For nearly 50 years, people lived in dread of the mushroom cloud, plagued by worries of its flattening out entire cities in a blinding flash. Beginning with the Manhattan Project and until after the fall of the Berlin Wall, the U.S. detonated 1,054 nuclear devices, most of them in a desert stretch, about 65 miles northwest of Las Vegas.
The paranoia touched just about everyone outside the perimeters of military bases and those not wearing badges of authority. Back during the Cold War, one could, one supposes, choose either to be consumed by fear of radioactive vaporization, or carry on living, knowing that one could, should the need arise, crawl into a fallout shelter and pray.
Kurt Vonnegut’s “Cat’s Cradle” is a smoking satire of, broadly, the nuclear weapons program.
Its first line, “Call me Jonah” (in a nod to Herman Melville’s “Moby-Dick,” which opens with the succinct sentence, “Call me Ishmael”) invites us to join the narrator, on his journey to writing a non-fiction titled, “The Day the World Ended.”
The work was to be a chronicle of the activities that influential Americans were engaged in on the day the U.S. dropped “Little Boy,” on Hiroshima, on December 6, 1945.
That seemingly goes nowhere.
But as this book progresses, he’s bitten by the bug to find out about the existence of a substance called “ice-nine,” a secret invention of the man credited to be the chief architect of the atom bomb, the Nobel Prize-winner, Felix Hoenikker.
That mission too, would’ve hit a cul-de-sac had it not been for a serendipitous discovery in a newspaper.
A blue-white gem, “ice-nine” is an altered, crystalline form of water, which on contact with the regular solvent, anywhere, instantly freezes it solid. The “seed of doom,” as he calls it, is a weapon of mass destruction, he ascertains, but he hasn’t seen it in action.
A burning desire to learn about this elusive and evil compound takes him overseas, to an abjectly poor Caribbean republic of San Lorenzo. Rather, it’s kismet that sends him there, he notes.
So, he pauses to doff his hat to fate, albeit mockingly, at every juncture, peppering his narrative with, “As it happened—as it was supposed to happen.”
On the plane ride, he bumps into members of the peculiar Hoenikker family, a midget painter and his sister, an uncomely giantess, both on their way to attend the wedding of their middle sibling, a wanted man in his own country, yet, a top brass in a foreign dictatorship.
Once in San Lorenzo, Jonah discovers that each of the three Hoenikker kids is in possession of a piece of “ice-nine” and has used it to buy plum favors.
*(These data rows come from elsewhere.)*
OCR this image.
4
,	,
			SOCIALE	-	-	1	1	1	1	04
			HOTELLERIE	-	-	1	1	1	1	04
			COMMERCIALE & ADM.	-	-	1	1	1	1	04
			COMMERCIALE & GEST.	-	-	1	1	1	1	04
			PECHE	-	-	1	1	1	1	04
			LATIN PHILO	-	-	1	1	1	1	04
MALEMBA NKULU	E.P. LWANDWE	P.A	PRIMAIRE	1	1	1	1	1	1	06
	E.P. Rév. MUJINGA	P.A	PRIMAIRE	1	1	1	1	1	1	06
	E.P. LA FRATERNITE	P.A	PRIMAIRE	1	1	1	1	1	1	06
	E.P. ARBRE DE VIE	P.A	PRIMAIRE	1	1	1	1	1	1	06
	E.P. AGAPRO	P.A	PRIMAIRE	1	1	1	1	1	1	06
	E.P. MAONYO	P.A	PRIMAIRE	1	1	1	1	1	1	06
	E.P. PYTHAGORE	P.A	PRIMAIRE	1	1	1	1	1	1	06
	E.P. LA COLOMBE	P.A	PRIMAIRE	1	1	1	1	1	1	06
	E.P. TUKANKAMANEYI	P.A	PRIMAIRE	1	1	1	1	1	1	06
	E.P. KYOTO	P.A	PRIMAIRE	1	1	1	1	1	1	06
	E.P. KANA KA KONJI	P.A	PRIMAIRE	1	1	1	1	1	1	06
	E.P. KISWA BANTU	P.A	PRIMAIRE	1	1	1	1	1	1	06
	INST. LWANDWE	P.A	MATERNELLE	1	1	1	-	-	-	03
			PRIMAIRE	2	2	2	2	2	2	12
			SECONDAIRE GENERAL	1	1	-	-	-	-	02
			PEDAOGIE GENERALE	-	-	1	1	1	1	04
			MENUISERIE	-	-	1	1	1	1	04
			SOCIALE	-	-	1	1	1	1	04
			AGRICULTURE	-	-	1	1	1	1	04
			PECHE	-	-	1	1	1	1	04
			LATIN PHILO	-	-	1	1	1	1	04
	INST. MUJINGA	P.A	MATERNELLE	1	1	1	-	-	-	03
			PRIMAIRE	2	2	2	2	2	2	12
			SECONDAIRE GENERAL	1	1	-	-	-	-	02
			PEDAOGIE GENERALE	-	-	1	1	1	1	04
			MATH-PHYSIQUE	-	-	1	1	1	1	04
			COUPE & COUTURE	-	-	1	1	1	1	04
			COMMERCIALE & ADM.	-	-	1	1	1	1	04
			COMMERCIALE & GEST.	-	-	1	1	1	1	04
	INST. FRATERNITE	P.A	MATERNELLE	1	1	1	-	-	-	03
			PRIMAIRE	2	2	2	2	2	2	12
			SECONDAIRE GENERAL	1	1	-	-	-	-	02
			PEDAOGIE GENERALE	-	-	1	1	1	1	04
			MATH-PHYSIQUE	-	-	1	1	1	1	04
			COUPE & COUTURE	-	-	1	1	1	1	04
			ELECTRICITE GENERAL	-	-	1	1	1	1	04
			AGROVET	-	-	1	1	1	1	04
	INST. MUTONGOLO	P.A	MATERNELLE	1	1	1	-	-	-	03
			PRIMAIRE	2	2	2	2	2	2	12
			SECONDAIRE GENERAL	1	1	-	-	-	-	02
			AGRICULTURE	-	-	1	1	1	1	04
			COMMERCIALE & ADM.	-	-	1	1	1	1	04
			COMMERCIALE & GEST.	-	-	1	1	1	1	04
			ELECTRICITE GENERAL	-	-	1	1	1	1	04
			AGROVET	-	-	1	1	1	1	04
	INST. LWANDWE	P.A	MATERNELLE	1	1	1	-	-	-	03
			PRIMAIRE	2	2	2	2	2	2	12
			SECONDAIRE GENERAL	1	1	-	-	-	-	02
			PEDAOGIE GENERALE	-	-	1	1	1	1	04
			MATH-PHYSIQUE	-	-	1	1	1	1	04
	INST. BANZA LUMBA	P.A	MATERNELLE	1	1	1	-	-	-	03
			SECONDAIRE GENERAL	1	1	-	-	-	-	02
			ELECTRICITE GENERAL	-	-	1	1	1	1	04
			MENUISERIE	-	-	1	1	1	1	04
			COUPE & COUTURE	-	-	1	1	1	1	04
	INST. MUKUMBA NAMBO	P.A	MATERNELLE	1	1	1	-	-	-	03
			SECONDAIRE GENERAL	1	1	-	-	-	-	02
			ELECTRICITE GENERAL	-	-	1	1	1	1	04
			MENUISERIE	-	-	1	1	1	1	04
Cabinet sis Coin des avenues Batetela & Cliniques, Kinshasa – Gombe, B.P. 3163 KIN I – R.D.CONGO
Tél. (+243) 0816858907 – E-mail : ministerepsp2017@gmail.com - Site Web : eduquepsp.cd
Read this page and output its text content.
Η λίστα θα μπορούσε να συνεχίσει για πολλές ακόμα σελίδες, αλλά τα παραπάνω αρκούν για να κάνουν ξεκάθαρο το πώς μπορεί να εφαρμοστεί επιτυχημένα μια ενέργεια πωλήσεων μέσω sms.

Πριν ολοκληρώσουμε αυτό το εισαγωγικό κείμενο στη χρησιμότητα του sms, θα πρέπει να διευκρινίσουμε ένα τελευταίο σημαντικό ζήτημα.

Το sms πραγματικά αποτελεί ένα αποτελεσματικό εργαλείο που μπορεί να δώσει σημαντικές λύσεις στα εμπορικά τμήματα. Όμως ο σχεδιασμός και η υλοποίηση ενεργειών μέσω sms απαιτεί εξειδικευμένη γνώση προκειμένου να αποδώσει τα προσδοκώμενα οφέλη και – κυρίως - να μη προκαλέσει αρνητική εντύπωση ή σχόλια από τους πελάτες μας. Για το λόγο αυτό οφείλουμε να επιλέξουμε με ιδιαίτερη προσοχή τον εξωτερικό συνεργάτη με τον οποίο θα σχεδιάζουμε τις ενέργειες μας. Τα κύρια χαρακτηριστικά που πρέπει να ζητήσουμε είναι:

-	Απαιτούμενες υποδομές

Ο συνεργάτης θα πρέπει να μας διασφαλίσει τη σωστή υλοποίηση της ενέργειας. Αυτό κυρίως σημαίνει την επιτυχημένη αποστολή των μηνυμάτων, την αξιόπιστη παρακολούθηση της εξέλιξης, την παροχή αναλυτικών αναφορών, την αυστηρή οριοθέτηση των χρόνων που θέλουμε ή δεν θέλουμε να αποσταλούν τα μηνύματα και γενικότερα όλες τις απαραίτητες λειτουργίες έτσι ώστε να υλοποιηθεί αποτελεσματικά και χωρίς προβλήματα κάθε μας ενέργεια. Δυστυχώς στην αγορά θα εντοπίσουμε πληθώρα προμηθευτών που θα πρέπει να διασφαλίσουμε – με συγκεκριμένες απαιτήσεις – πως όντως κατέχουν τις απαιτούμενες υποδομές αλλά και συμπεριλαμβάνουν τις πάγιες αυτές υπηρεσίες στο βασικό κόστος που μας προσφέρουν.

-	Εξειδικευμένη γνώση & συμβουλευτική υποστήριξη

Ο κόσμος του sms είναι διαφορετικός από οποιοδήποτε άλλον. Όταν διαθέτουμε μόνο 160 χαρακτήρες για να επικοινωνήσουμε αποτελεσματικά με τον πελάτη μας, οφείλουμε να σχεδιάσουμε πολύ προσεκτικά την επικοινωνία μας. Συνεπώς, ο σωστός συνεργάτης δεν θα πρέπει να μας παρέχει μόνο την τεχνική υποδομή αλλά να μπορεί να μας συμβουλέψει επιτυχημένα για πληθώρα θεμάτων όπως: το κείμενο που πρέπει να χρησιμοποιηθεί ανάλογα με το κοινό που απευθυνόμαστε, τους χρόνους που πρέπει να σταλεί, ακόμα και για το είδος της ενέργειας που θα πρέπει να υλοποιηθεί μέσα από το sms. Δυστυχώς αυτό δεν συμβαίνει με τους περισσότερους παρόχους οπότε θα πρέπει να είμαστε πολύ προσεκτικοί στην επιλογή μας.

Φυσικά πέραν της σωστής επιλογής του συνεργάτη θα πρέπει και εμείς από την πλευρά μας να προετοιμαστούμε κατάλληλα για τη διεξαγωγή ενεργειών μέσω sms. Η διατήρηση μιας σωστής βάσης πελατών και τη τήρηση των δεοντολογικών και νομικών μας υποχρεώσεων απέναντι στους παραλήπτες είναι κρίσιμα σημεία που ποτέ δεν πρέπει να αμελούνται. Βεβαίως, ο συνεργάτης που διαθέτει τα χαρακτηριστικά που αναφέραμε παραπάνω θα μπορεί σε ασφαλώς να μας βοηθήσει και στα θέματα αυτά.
Vonnegut invents the cult of Bokononism and uses its absurd tenets and rituals to pooh-pooh the essence of government, human relationships, religion, and life itself.
The Books of Bokonon begins with the disclaimer: “All of the true things I am about to tell you are shameless lies.” This statement sums up Vonnegut’s attitude to all religions.
Explaining the genesis of Bokononism, Jonah writes, when it became certain that no economic measure could better the lives of the people, “religion became the one real instrument of hope.” It served to sugarcoat bitter truths with layer upon layer of white lies, just so they could bear it.
Though the science is all fictional, the novel isn’t in the conventional sense of the term, a science-fiction, but more a fable that alerts us to the dark side of science and the folly of genius scientists. One would recognize that “ice-nine” is an oblique allusion to fissile materials.
“Science—you have science. Science is the strongest thing there is,” the island’s ailing dictator tells his right-hand man, as he anoints him his successor.
Ironically, it’s “science” that triggers off an environmental Armageddon, brought on by the crashing into the ocean of a corpse.
The world does end, in a manner—but not in the way you’d expect.
“A cat’s cradle is nothing but a bunch of X’s between a person’s hands” and is a picture of the meaninglessness and futility of life.
The end is well worth the wait, for it delivers a mind-blowing kicker. Vonnegut reserves the best for the last: “The moist green earth was a blue-white pearl. The sky darkened. The sky was filled with worms. The worms were tornadoes.”